SELECT * FROM albums WHERE Title = 'a';DROP TABLE invoice_items;'


OperationalError: no such table: invoice_items

This throws an error, but the table is gone:

In [10]:
pd.read_sql("""SELECT name FROM sqlite_master
            WHERE type='table'
            ORDER BY name;
            """, conn)

Unnamed: 0,name
0,albums
1,artists
2,customers
3,employees
4,genres
5,invoices
6,media_types
7,playlist_track
8,playlists
9,sqlite_sequence


Instead, you should use a ? for substitution, and pass in a tuple. This will make sure that no additional statements will be executed. 

In [11]:
title = ("a';DROP TABLE invoice_items;",)
# this will result in an error
c.executescript('SELECT * FROM albums WHERE title=?', title)

TypeError: function takes exactly 1 argument (2 given)

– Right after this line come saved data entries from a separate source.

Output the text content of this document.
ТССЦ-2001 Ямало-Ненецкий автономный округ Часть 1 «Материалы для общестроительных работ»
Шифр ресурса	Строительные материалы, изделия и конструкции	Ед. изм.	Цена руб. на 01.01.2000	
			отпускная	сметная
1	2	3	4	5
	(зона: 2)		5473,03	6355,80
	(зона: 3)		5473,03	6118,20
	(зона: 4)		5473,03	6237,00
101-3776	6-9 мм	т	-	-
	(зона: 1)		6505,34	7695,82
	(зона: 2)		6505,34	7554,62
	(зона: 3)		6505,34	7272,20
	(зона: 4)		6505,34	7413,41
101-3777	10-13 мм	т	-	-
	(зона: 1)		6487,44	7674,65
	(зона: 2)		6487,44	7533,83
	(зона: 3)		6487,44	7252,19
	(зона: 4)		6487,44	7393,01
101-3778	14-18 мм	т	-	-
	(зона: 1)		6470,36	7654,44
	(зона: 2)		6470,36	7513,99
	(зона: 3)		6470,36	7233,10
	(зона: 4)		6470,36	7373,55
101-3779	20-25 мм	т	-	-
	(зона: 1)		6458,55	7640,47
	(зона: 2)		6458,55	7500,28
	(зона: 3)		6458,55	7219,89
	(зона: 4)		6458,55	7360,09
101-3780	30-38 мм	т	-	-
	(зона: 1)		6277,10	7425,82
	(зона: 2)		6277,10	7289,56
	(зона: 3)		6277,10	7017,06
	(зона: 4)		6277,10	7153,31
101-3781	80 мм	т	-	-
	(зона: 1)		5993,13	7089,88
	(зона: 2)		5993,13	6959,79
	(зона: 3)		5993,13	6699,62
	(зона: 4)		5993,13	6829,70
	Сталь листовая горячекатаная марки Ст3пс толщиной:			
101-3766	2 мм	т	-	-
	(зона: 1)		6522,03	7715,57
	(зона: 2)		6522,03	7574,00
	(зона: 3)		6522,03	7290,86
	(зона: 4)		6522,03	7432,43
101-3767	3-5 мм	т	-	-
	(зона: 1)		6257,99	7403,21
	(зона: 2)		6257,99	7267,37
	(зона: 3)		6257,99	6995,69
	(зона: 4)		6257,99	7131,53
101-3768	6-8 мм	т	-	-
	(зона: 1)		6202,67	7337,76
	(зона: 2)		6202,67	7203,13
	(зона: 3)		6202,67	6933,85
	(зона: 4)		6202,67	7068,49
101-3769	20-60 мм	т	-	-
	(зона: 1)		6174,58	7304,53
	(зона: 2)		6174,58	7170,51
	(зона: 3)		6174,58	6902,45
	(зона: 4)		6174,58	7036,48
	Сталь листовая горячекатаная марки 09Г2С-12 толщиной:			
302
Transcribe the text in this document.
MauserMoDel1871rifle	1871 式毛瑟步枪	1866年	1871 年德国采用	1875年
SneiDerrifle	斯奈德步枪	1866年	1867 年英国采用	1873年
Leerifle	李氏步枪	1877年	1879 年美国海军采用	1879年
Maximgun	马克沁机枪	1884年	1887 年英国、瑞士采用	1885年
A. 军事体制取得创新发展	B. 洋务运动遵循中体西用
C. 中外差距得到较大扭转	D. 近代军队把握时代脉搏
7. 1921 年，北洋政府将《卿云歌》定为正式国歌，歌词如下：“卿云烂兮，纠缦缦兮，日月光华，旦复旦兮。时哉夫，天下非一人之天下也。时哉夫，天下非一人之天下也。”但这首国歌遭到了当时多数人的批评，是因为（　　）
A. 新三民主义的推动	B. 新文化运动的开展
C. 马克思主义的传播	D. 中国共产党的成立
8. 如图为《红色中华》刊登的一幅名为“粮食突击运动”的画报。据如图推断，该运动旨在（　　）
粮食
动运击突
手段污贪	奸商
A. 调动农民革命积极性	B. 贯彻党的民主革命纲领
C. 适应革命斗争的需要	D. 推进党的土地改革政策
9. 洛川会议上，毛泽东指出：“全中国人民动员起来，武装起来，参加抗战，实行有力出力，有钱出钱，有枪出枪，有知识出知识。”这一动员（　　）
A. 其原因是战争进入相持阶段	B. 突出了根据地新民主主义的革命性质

Here is a working example with safe code:

In [12]:
title = ("Big Ones",)
# this will result in an error
c.execute('SELECT * FROM albums WHERE title=?', title)
c.fetchone()

(5, 'Big Ones', 3)

Of course that's not all to say about making your code secure, but it's a start! 

![](exploits_of_a_mom.png)

## Aggregating Queries

There are many ways to aggregate and group by with SQL, and we won't be able to cover them in detail. We'll use a simple example for an `INNER JOIN` to resolve a foreign key relationship here.

We want to query tracks from the tracks table and add the titles of the tracks into the resulting table.  Let's take a looks at the tracks table:

In [None]:
pd.read_sql("""SELECT * FROM tracks;""", conn).head(5)

This is the relationship we care about:

![](albums_tracks_tables.jpg)

An INNER JOIN simply merges tables based on a primary key / foreign key relationship. 

Here is an example:

In [13]:
pd.read_sql("""SELECT
 trackid,
 name as "Track Name",
 title as "Album Title"
FROM
 tracks
INNER JOIN albums ON albums.albumid = tracks.albumid;""", conn).head(20)

Unnamed: 0,TrackId,Track Name,Album Title
0,1,For Those About To Rock (We Salute You),For Those About To Rock We Salute You
1,6,Put The Finger On You,For Those About To Rock We Salute You
2,7,Let's Get It Up,For Those About To Rock We Salute You
3,8,Inject The Venom,For Those About To Rock We Salute You
4,9,Snowballed,For Those About To Rock We Salute You
5,10,Evil Walks,For Those About To Rock We Salute You
6,11,C.O.D.,For Those About To Rock We Salute You
7,12,Breaking The Rules,For Those About To Rock We Salute You
8,13,Night Of The Long Knives,For Those About To Rock We Salute You
9,14,Spellbound,For Those About To Rock We Salute You


Let's take this statement apart:

```SQL
 SELECT
 trackid,
 name as "Track Name",
 title as "Album Title"
```
Here, we chose what to select, and we also rename the columns for presentation purposes with the `as` statement. Note that we use column names from both tables, the tracks and the album table! 

```SQL
FROM
 tracks
INNER JOIN albums ON albums.albumid = tracks.albumid;
```

This is where the magic happens: we say that the tracks and albums table should be joined on the `albums.albumid = tracks.albumid` relationship.



Using INNER JOIN, you can construct flat tables out of databases that you then can use in the data science process. SQL is of course much more powerful, you can do mathematical operations, group-by/aggregates, etc. However, we can do most of this on a dataframe also, but doing a join like that would be rather painful without the INNER JOIN SQL statement.